Iraq's tribes pledge to fight militants as violence rages

Bombers and gunmen killed eight people in Iraq today as security forces prepared to further tighten security ahead of the holy month of Ramadan, when violence traditionally spikes across the country.

Iraq's tribes pledge to fight militants as violence rages

Bombers and gunmen killed eight people in Iraq today as security forces prepared to further tighten security ahead of the holy month of Ramadan, when violence traditionally spikes across the country.

Meanwhile, tribes in one of Iraq’s most volatile provinces have joined together to fight the insurgency in their region, and have called on the government and the US-led military coalition for weapons, a prominent tribal leader said.

Tribal leaders and clerics in Ramadi, the capital of the violent Anbar province, met last week and have set up a force of about 20,000 men “ready to purge the city of these infidels,” Sheikh Fassal al-Guood, a prominent tribal leader from Ramadi, said, referring to the insurgents.

“People are fed up with the acts of those criminals who take Islam as a cover for their crimes,” he said. “The situation in the province is unbearable, the city is abandoned, most of the families have fled the city and all services are poor.”

Al-Guood said 15 of the 18 tribes in Ramadi “have sworn to fight those who are killing Sunnis and Shiites and they established an armed force of about 20,000 young men ready to purge the city from those infidels".
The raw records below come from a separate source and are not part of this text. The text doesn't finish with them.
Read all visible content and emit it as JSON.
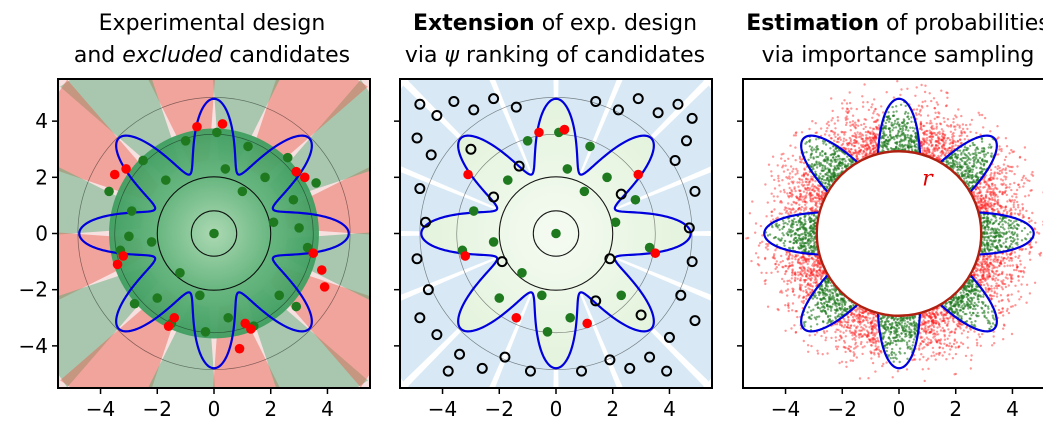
{
  "chart_data": [
    {
      "type": "scatter",
      "title_lines": [
        {
          "parts": [
            {
              "text": "Experimental design",
              "style": "normal"
            }
          ]
        },
        {
          "parts": [
            {
              "text": "and ",
              "style": "normal"
            },
            {
              "text": "excluded",
              "style": "italic"
            },
            {
              "text": " candidates",
              "style": "normal"
            }
          ]
        }
      ],
      "xlim": [
        -5.5,
        5.5
      ],
      "ylim": [
        -5.5,
        5.5
      ],
      "xticks": [
        -4,
        -2,
        0,
        2,
        4
      ],
      "yticks": [
        4,
        2,
        0,
        -2,
        -4
      ],
      "tick_labels_y": [
        "4",
        "2",
        "0",
        "−2",
        "−4"
      ],
      "tick_labels_x": [
        "−4",
        "−2",
        "0",
        "2",
        "4"
      ],
      "background": "#f6e1e0",
      "boundary_curve": {
        "shape": "r = 3.5 + 1.25*cos(8*theta)",
        "color": "#0000dd"
      },
      "series": [
        {
          "color": "#1f7a1f",
          "points": [
            [
              0,
              0
            ],
            [
              1.2,
              3.1
            ],
            [
              -1.0,
              3.3
            ],
            [
              2.8,
              1.2
            ],
            [
              -2.9,
              0.8
            ],
            [
              0.5,
              -3.0
            ],
            [
              -2.0,
              -2.3
            ],
            [
              2.3,
              -2.2
            ],
            [
              1.8,
              2.0
            ],
            [
              -1.7,
              1.9
            ],
            [
              3.3,
              -0.5
            ],
            [
              -3.3,
              -0.6
            ],
            [
              0.1,
              3.6
            ],
            [
              -0.3,
              -3.5
            ],
            [
              2.6,
              2.7
            ],
            [
              -2.5,
              2.6
            ],
            [
              2.9,
              -2.6
            ],
            [
              -2.8,
              -2.5
            ],
            [
              1.0,
              1.5
            ],
            [
              -1.2,
              -1.4
            ],
            [
              3.6,
              1.8
            ],
            [
              -3.7,
              1.5
            ],
            [
              1.4,
              -3.3
            ],
            [
              -1.5,
              -3.2
            ],
            [
              2.1,
              0.4
            ],
            [
              -2.2,
              -0.3
            ],
            [
              0.4,
              2.3
            ],
            [
              -0.5,
              -2.2
            ],
            [
              3.0,
              0.2
            ],
            [
              -3.0,
              -0.1
            ]
          ]
        },
        {
          "color": "#ff0000",
          "points": [
            [
              -0.6,
              3.8
            ],
            [
              0.3,
              3.9
            ],
            [
              -3.1,
              2.3
            ],
            [
              -3.5,
              2.1
            ],
            [
              2.9,
              2.2
            ],
            [
              3.2,
              2.0
            ],
            [
              -3.2,
              -0.8
            ],
            [
              -3.4,
              -1.1
            ],
            [
              3.5,
              -0.7
            ],
            [
              3.8,
              -1.3
            ],
            [
              3.9,
              -1.9
            ],
            [
              -1.4,
              -3.0
            ],
            [
              -1.6,
              -3.3
            ],
            [
              1.1,
              -3.2
            ],
            [
              1.3,
              -3.4
            ],
            [
              0.9,
              -4.1
            ]
          ]
        }
      ]
    },
    {
      "type": "scatter",
      "title_lines": [
        {
          "parts": [
            {
              "text": "Extension",
              "style": "bold"
            },
            {
              "text": " of exp. design",
              "style": "normal"
            }
          ]
        },
        {
          "parts": [
            {
              "text": "via ",
              "style": "normal"
            },
            {
              "text": "ψ",
              "style": "italic"
            },
            {
              "text": " ranking of candidates",
              "style": "normal"
            }
          ]
        }
      ],
      "xlim": [
        -5.5,
        5.5
      ],
      "ylim": [
        -5.5,
        5.5
      ],
      "xticks": [
        -4,
        -2,
        0,
        2,
        4
      ],
      "tick_labels_x": [
        "−4",
        "−2",
        "0",
        "2",
        "4"
      ],
      "background": "#ffffff",
      "boundary_curve": {
        "shape": "r = 3.5 + 1.25*cos(8*theta)",
        "color": "#0000dd"
      },
      "series": [
        {
          "color": "#1f7a1f",
          "points": [
            [
              0,
              0
            ],
            [
              1.2,
              3.1
            ],
            [
              -1.0,
              3.3
            ],
            [
              2.8,
              1.2
            ],
            [
              -2.9,
              0.8
            ],
            [
              0.5,
              -3.0
            ],
            [
              -2.0,
              -2.3
            ],
            [
              2.3,
              -2.2
            ],
            [
              1.8,
              2.0
            ],
            [
              -1.7,
              1.9
            ],
            [
              3.3,
              -0.5
            ],
            [
              -3.3,
              -0.6
            ],
            [
              0.1,
              3.6
            ],
            [
              -0.3,
              -3.5
            ],
            [
              1.0,
              1.5
            ],
            [
              -1.2,
              -1.4
            ],
            [
              2.1,
              0.4
            ],
            [
              -2.2,
              -0.3
            ],
            [
              0.4,
              2.3
            ],
            [
              -0.5,
              -2.2
            ]
          ]
        },
        {
          "color": "#ff0000",
          "points": [
            [
              -0.6,
              3.6
            ],
            [
              0.3,
              3.7
            ],
            [
              -3.1,
              2.1
            ],
            [
              2.9,
              2.1
            ],
            [
              -3.2,
              -0.8
            ],
            [
              3.5,
              -0.7
            ],
            [
              -1.4,
              -3.0
            ],
            [
              1.1,
              -3.2
            ]
          ]
        },
        {
          "color": "#000000",
          "marker": "open-circle",
          "points": [
            [
              -4.8,
              4.6
            ],
            [
              -4.2,
              4.2
            ],
            [
              -3.6,
              4.7
            ],
            [
              -2.9,
              4.4
            ],
            [
              -2.2,
              4.8
            ],
            [
              -1.4,
              4.5
            ],
            [
              1.4,
              4.7
            ],
            [
              2.2,
              4.4
            ],
            [
              2.9,
              4.8
            ],
            [
              3.6,
              4.3
            ],
            [
              4.3,
              4.6
            ],
            [
              4.8,
              4.1
            ],
            [
              -4.9,
              3.4
            ],
            [
              -4.4,
              2.8
            ],
            [
              4.6,
              3.3
            ],
            [
              4.2,
              2.6
            ],
            [
              -4.8,
              1.6
            ],
            [
              4.9,
              1.5
            ],
            [
              -4.6,
              0.4
            ],
            [
              4.7,
              0.2
            ],
            [
              -4.9,
              -0.9
            ],
            [
              4.8,
              -1.0
            ],
            [
              -4.5,
              -2.0
            ],
            [
              4.4,
              -2.2
            ],
            [
              -4.8,
              -3.0
            ],
            [
              4.9,
              -3.1
            ],
            [
              -4.2,
              -3.6
            ],
            [
              4.0,
              -3.7
            ],
            [
              -3.4,
              -4.3
            ],
            [
              3.3,
              -4.4
            ],
            [
              -2.6,
              -4.8
            ],
            [
              2.6,
              -4.8
            ],
            [
              -1.8,
              -4.4
            ],
            [
              1.9,
              -4.5
            ],
            [
              -0.9,
              -4.9
            ],
            [
              0.9,
              -4.9
            ],
            [
              -3.8,
              -4.9
            ],
            [
              3.9,
              -4.9
            ],
            [
              -2.2,
              1.3
            ],
            [
              2.3,
              1.4
            ],
            [
              -1.3,
              2.4
            ],
            [
              1.4,
              -2.4
            ],
            [
              -3.0,
              3.0
            ],
            [
              3.0,
              -2.9
            ],
            [
              -1.9,
              -1.0
            ],
            [
              1.9,
              -0.9
            ]
          ]
        }
      ]
    },
    {
      "type": "scatter",
      "title_lines": [
        {
          "parts": [
            {
              "text": "Estimation",
              "style": "bold"
            },
            {
              "text": " of probabilities",
              "style": "normal"
            }
          ]
        },
        {
          "parts": [
            {
              "text": "via importance sampling",
              "style": "normal"
            }
          ]
        }
      ],
      "xlim": [
        -5.5,
        5.5
      ],
      "ylim": [
        -5.5,
        5.5
      ],
      "xticks": [
        -4,
        -2,
        0,
        2,
        4
      ],
      "tick_labels_x": [
        "−4",
        "−2",
        "0",
        "2",
        "4"
      ],
      "background": "#ffffff",
      "boundary_curve": {
        "shape": "r = 3.5 + 1.25*cos(8*theta)",
        "color": "#0000dd"
      },
      "inner_circle": {
        "radius": 2.9,
        "edge_color": "#b02010",
        "label": "r"
      },
      "series": [
        {
          "name": "",
          "color": "#1f7a1f",
          "description_region": "annulus 2.9 < r < boundary"
        },
        {
          "name": "",
          "color": "#ff0000",
          "description_region": "outside boundary"
        }
      ]
    }
  ]
}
In another development, the Iraqi army’s 4th division took over operational control of central Salahuddin province from the Coalition, the government said.

It was the second of Iraq’s 10 divisions to come under direct Iraqi control since September 7, when coalition forces handed over control of Iraq’s armed forces command to the government. Despite the handover, nearly all the country’s troops remain under American control.

Violence has continued around the country.

Two suicide car bombers attacked a police station in Ramadi, killing at least two police officers and injuring 26 people, the Interior Ministry said. The al-Arabiya and al-Jazeera television channels, however, reported that 13 people had been killed in the blast. The ministry said 18 of the 26 injured were police officers.

In Baqouba, 35 miles northeast of Baghdad, three Iraqi army soldiers were killed by a roadside bomb blast that targeted their patrol. A gunman on a motorcycle killed a woman and a group attacked a family in their home, killing two brothers. In Muqdadiyah to the northeast, an armed group killed two civilians.

In the southern city of Basra, police found the body of Lt. Col. Fawzi Abdul Karim al-Mousawi, chief of the city’s anti-terrorism department. Al-Mousawi was kidnapped late on Sunday outside his home by a group of armed men in two cars. He had been handcuffed and shot seven times.

In Hillah, south of Baghdad, gunmen killed a former member of the defunct Ba’th Party, while police in eastern Baghdad found the bodies of three men. All were bound, blindfolded and had been shot in the head.

The violence came after a particularly bloody day in northern Iraq and as the government prepared to announce new security measures for the capital ahead of Ramadan, which is expected to start on September 24.

On Sunday, six bombs killed 24 people and wounded 84 in Kirkuk, a city 180 miles north of Baghdad that lies in the center of Iraq’s vast northern oil fields and is the subject of rival claims by the region’s Arabs, Kurds and Turkomen.